Одеваясь, Беатрис беспокоилась о том, где им есть: на кухне или в столовой наверху. Совет Конора был быстро и пренебрежительно отклонен, и он задался вопросом, зачем она его вообще спрашивала. Его все еще смущали прошлые выходные: если бы она его спросила, он, возможно, отказался бы от вечера с пиццей – не время для этого. Но поступить так означало бы, что он допустил какую-то ошибку, что что-то не в порядке. Он растянулся на кровати, ожидая, пока Беатрис закончит свои дела в ванной, и теперь ему не хотелось вставать. Она бродила по их спальне, выбирая по одному предмету одежды и надевая его. Ему нравилось, как выгибалась ее спина и округлялся живот, когда она застегивала лифчик, и как она поднимала и укладывала грудь в чашках. Прежде чем сесть за макияж, она надела узкие джинсы и струящийся вишнево-розовый топ.
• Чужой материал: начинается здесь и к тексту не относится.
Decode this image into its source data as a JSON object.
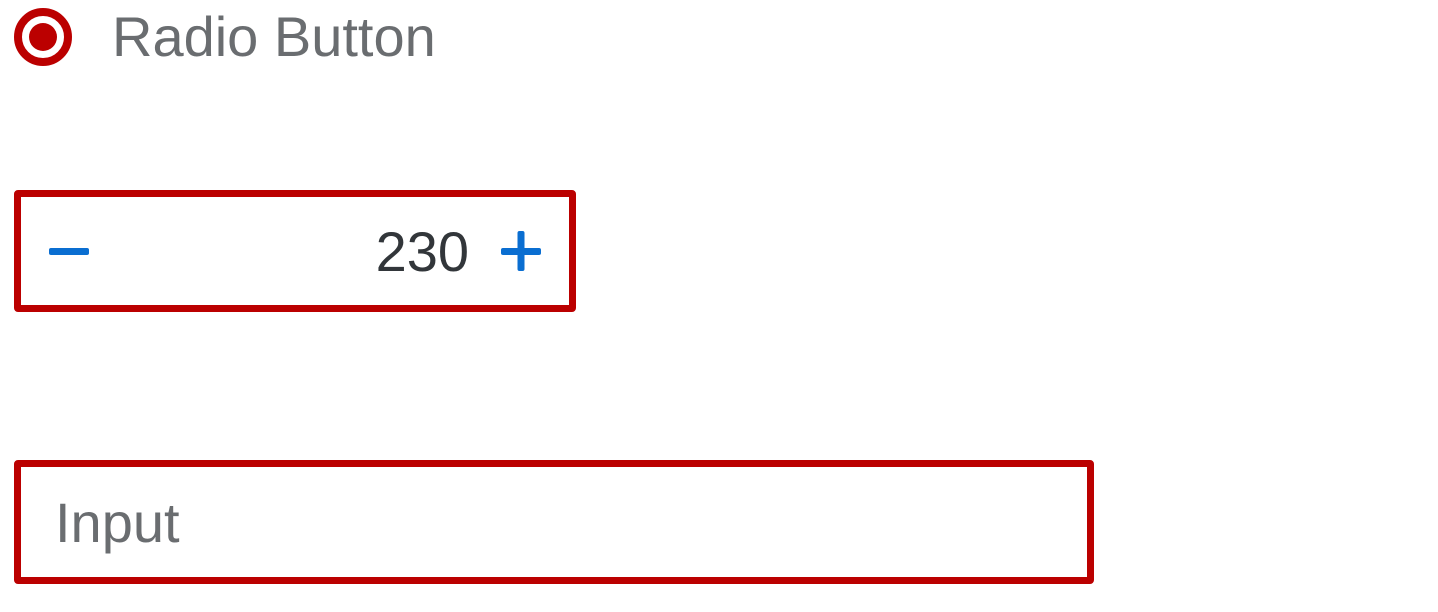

Между двумя раздвижными окнами, выходящими на улицу, стоял небольшой стеклянный столик с ящиком и тонкими медными ножками. Они нашли его в антикварном магазине в Порту: доставка обошлась дороже, чем сам столик. По обе стороны трехстворчатого зеркала стояло несколько флаконов с кремами, духами и маслами. Беатрис не планировала стареть. Он не осмеливался произнести это вслух, но Беатрис так гналась за совершенством тела и сознания, что его достижение становилось невозможным. Она спрашивала, любил бы он ее по-прежнему, даже если бы она была толстой, морщинистой и с мешками под глазами. Он говорил: «Да, всегда». И она обвиняла его во лжи. Она говорила, что знает его лучше, чем он знает ее. Это было возможно – он часто думал, что совсем ее не знает.
– Перестань за мной следить, – сказала она зеркалу. Он увидел свою уменьшенную копию в перспективе, бледную и серую на бледно-сером белье.
– Повтори еще раз, почему все собираются у нас? – спросил он.
– Потому что сейчас наша очередь, – она улыбнулась ему, прежде чем снова повернуться к зеркалу.
– А мы будем обсуждать выходные? – спросил Конор.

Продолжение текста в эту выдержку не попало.